First, the final responsibility for determining a claimant’s RFC lies with the ALJ, “based
upon consideration of all relevant evidence  in the record, including medical evidence and
relevant nonmedical evidence, such as observations of lay witnesses of an individual’s apparent
symptomatology, an individual’s own statement of what he  is able or unable to do, and many
other factors” that could help determine the most reasonable findings in light of all the evidence.
SSR 96–5p, 20 C.F.R. § 416.945. A medical source’s statement about what an individual can
still do is a medical opinion. Medical sources often offer opinions about whether an individual
who has applied for disability benefits is “disabled” or “unable to work,” or make similar
statements of opinions. See Robinson v. Astrue, 365 F.App’x 993, 999 (11th Cir. 2010) (“task of
determining a claimant’s [RFC] and ability to work is within the province of the ALJ, not of
doctors”). A medical source opinion is not entitled to controlling weight or given special
significance. Because determination of a claimant’s RFC is an administrative finding, that
determination is reserved to the Commissioner. See Shaw v. Astrue, 392 F.App’x 684, 687 (11th
Neither the Eleventh Circuit nor the Social Security Regulations require the ALJ to
provide a detailed written analysis of each impairment and the effect on the claimant’s ability to
perform each and every work-related function such as sitting, standing, walking, lifting, carrying,
pushing, and pulling. See Carson v. Comm’r of Soc. Sec., 440 Fed. Appx. 863 (11th Cir.2011)
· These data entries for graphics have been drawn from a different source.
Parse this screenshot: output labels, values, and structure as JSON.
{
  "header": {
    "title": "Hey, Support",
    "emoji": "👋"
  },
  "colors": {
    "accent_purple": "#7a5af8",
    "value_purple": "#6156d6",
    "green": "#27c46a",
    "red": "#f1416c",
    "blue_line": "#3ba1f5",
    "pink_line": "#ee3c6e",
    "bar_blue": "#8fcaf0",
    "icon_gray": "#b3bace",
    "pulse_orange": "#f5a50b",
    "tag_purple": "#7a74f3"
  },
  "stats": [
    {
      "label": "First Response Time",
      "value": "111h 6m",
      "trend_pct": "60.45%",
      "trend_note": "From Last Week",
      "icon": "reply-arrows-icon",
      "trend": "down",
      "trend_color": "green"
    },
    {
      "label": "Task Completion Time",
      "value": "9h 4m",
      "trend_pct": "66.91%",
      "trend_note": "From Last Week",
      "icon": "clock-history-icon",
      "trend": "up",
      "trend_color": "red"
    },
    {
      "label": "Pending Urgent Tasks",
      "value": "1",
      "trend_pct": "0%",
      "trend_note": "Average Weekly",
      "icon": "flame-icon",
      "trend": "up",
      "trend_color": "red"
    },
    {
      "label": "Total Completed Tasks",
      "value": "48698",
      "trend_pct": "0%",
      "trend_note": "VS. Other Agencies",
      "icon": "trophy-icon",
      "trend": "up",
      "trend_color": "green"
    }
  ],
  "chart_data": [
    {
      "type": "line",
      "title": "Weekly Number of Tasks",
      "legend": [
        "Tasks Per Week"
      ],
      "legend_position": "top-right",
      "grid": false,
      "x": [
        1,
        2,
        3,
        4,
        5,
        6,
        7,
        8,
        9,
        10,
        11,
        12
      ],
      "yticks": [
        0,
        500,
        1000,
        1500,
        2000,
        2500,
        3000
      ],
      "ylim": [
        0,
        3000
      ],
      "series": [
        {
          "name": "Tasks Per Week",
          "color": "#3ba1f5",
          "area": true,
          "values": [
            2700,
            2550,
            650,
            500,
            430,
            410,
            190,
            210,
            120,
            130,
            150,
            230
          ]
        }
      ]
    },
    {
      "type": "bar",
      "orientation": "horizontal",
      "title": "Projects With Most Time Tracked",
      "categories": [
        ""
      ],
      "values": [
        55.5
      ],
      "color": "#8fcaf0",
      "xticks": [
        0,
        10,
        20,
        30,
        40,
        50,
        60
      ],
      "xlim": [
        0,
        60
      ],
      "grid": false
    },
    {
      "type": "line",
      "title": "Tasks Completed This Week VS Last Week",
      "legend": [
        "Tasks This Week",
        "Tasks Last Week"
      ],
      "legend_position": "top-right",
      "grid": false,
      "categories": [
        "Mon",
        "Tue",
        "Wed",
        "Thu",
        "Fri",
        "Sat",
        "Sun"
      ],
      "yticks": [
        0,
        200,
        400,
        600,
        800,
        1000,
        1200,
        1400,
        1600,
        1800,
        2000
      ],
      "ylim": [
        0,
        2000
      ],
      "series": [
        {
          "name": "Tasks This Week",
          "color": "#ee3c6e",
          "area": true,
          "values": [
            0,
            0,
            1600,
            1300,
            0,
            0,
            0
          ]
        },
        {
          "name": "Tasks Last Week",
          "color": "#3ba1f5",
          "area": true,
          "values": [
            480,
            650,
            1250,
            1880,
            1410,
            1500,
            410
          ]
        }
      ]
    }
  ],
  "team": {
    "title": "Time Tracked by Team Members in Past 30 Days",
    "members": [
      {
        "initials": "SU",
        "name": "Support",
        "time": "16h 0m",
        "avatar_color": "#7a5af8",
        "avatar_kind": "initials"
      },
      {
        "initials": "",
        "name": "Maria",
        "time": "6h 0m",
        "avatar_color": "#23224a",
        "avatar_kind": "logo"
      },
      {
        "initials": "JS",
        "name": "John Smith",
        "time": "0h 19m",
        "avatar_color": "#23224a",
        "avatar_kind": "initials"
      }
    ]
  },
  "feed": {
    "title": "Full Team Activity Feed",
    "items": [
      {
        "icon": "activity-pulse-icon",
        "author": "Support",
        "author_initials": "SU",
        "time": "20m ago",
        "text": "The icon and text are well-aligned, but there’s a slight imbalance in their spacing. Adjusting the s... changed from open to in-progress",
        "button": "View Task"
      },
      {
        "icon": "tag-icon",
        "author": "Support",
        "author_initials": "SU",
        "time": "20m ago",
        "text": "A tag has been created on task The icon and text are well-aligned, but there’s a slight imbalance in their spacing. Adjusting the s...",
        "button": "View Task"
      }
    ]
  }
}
(holding that, although the ALJ “did not specifically refer to [the claimant’s] ability to walk or
stand,” the ALJ’s opinion was nevertheless sufficient to allow the court to determine that the
ALJ “did fully consider [the claimant’s] limitations with regard to walking and standing”); Baker
v. Comm’r of Soc. Sec., 384 Fed.Appx. 893, 895-96 (11th Cir. 2010) (holding that, although the
ALJ did not perform a function-by-function analysis on the effect of the claimant’s cane on
“specific basic sedentary work skills” such as “balancing, prolonged versus brief ambulation,
standing, lifting and carrying with one hand, balancing on level terrain, and stooping,” the ALJ’s
finding that the claimant was “able to walk effectively with” the cane was sufficient to support
the RFC assessment).
Based on the requirements of 20 C.F.R. §§ 404.1529 and 416.929, and SSRs 96–4p, 96–
7p, as well as opinion evidence in accordance with 20 C.F.R. §§ 404.1527 and 416.927, and
SSRs 96–2p, 96–5p, 96–6p, and 06–3p, the court finds that the ALJ considered all of Plaintiff’s
symptoms and the extent to which those symptoms could reasonably be accepted as consistent
with the objective medical evidence and other evidence, and, after doing so, correctly determined
Plaintiff has the RFC to perform light work as defined in 20 C.F.R. § 404.1567(b) and
416.967(b) with these exceptions: he must be allowed to sit or stand at will; limited to simple,
routine, repetitive tasks; and only have casual interaction with co-workers and the public.
The court concludes that the ALJ’s determination that Plaintiff is not disabled is
supported by substantial evidence and the proper legal standards were applied in reaching this
determination. The Commissioner’s final decision is therefore due to be affirmed. A separate
order in accordance with this memorandum opinion will be entered.
DONE and ORDERED this March 27, 2015.